You really need to watch "Blow Out."
"Perry Mason" (2020)
HBO, rated TV-MA, 10 episodes, 10 hours of content
This isn't your grandparents' "Perry Mason."
That's what everyone who remembers the original "Perry Mason" tells me, anyway. I wouldn't know. I've never watched the original series, which ran from 1957 until 1966 and had Raymond Burr portray the titular defense lawyer. Nor have I heard any of the Perry Mason radio hours or read any of the Perry Mason books that predate that series.
I went into the HBO series fresh. I love a good crime story, and from the trailers, this appeared to be one. I also love Matthew Rhys and am willing to watch pretty much anything he's in, so I was in from the jump. (Quick reminder to watch "The Americans," the best show of the 2010s, if you haven't yet.) Rhys' Perry Mason begins the series, which is set in 1932, as a private investigator, and a slovenly one at that. He's divorced, he's a bit of a drunk, and he makes most of his money taking salacious pictures of whomever his client desires. He also has PTSD from his time fighting in World War I. Imagine my surprise when I found out this was almost the antithesis of the original Mason, a stand-up defense lawyer who fought not just for a "not guilty" verdict, but full-fledged innocence, finding out who really did the crime and pinning it on them with hard evidence.

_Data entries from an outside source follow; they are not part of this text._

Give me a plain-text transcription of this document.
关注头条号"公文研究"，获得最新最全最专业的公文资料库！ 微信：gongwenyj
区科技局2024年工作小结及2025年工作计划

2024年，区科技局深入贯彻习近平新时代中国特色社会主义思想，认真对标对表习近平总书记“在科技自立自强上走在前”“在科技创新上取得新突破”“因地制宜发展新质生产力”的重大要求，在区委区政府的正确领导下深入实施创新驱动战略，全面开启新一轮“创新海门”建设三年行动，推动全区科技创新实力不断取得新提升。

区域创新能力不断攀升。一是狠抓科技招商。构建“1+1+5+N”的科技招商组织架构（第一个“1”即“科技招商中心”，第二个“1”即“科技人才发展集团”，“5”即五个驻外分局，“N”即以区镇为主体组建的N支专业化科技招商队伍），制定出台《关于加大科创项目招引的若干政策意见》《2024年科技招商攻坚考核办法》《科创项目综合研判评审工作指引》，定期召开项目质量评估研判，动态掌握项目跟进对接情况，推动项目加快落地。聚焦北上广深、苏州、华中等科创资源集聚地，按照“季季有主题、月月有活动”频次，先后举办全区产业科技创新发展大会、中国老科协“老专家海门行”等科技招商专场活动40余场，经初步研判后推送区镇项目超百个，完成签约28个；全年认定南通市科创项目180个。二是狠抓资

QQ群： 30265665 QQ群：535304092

Rhys' Mason might be a mess, but he's not totally gone from the character some might remember. He's tenacious when he wants to be, like when old friend and lawyer E.B. Jonathan hires him to find evidence in the case of a ransom scheme gone horribly wrong, a case that will entangle Mason with crooked cops, slimy prosecutors, mysterious Elks Lodge members and a preacher (the insanely good Tatiana Maslany) who may or may not be gifted with the ability to perform miracles. The show's first season follows the child kidnapping case all the way, with side detours showcasing Mason's relationship with Lupe Gibbs (Veronica Falcón), a pilot, and his desire to get back in his son's life, as well as the dilemma a Black officer named Paul Drake (Chris Chalk) faces when his bosses get in the way of justice. And yes, have no fear, longtime Mason fans: Our favorite schlub does become the lawyer he's meant to be, eventually.
The show has already been renewed for a second season. That's good, because season one gets better as it goes along and finds a groove. Rhys and Maslany are both at the top of their abilities. They don't get a ton of time together, but when they do, the screen bursts with energy.
Season one ends with not everyone receiving a fairytale ending, which is fitting for the tone of the show. I'm excited about the future of the show. There's a lot of ground the writers can tread with this gruff version of Mason. This was a great place to start.